Spring has arrived, which means we’re already nearing the end of another school year in Arizona. It’s time again to measure what students have learned and whether they are on track and prepared for the next step in their education.

Since many students have been learning remotely for much of the school year, the transition back to in-person learning can be challenging. As kids head back to the classroom, here are some ways parents can provide support.

1. Adjust sleep schedules

Kids in virtual or remote classrooms might be too comfortable rolling out of bed and turning on the computer, which will become problematic upon a return to waking up early to eat, dress and drive to school. Start a routine as soon as possible to get schedules back on track.

2. Talk to Your Child’s Teacher

Teachers are an excellent resource for details about the skills your child has been working on this school year and what support you can give your child at home to help him prepare for the test. This has been a challenging year for everyone, and teachers and families are doing their best. Whether your kids are learning remotely, online or in-person, stay in touch with their teachers and keep an eye on your child’s schoolwork. Ask your child’s teacher how they are doing and what they may need to improve upon.

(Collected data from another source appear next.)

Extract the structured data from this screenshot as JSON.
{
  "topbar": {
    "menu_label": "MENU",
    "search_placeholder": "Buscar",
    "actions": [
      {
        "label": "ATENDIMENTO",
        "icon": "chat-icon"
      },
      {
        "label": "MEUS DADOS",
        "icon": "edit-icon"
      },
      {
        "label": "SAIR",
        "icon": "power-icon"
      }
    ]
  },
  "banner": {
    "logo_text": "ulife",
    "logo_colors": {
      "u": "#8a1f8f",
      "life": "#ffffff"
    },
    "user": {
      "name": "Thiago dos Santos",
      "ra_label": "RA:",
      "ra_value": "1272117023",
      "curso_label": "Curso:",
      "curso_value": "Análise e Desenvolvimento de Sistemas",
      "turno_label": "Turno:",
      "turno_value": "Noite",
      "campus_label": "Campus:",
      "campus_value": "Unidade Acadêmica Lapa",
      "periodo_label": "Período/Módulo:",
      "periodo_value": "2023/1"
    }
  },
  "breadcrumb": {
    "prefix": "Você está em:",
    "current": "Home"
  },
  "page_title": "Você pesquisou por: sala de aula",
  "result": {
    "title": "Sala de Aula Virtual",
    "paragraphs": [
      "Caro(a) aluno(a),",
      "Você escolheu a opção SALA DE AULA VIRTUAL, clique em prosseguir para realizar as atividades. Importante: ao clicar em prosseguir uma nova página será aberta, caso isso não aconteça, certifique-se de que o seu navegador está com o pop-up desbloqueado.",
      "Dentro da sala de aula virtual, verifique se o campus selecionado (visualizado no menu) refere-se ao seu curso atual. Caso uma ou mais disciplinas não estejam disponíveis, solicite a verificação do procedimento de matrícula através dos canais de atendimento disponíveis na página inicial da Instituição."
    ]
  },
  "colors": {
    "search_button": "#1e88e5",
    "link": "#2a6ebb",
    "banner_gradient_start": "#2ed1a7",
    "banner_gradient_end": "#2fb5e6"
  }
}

3. Reinforce Critical-Thinking Skills

Your child has been preparing for this test since the school year began. All of the projects, assignments and discussions have reinforced critical-thinking and problem-solving skills. However, you can reinforce those skills at home by reading with your child and asking her to talk about the central idea or theme of book or article. Ask her to explain something she has written. Have her explain the steps she took to solve a math problem.

4. Practice at Home

You can support your child by learning about the skills being assessed, as well as what sample test questions might look like and talking with them about it. If your child will be taking the test on a computer, it would useful to go through an online practice test to become more familiar with the content, types of questions, and the user interface that they will use to take the test.

5. Keep Track of Test Days

Check with your school or child’s teacher for testing dates, times, and other specific test administration information. If you know when the tests are coming, you can make sure other activities are kept to a minimum. Ensure school takes priority over practices and appointments.

6. Don’t Stress

Children watch everything you do and absorb everything you say. Negative outlooks about testing or school will rub off on them and set them on the wrong foot. By keeping your own stress levels down, you can help them succeed. Try to emphasize to your child that they don’t have to be perfect, and that you’ll support her no matter what.

Remember, AzM2 and other standardized tests are not the finish line. They simply serve as check points along every child’s educational journey. With very few exceptions, test results should be used to determine areas of strength and weakness so students can monitor and adjust. Set goals for any skills that need work and celebrate when your child reaches each goal.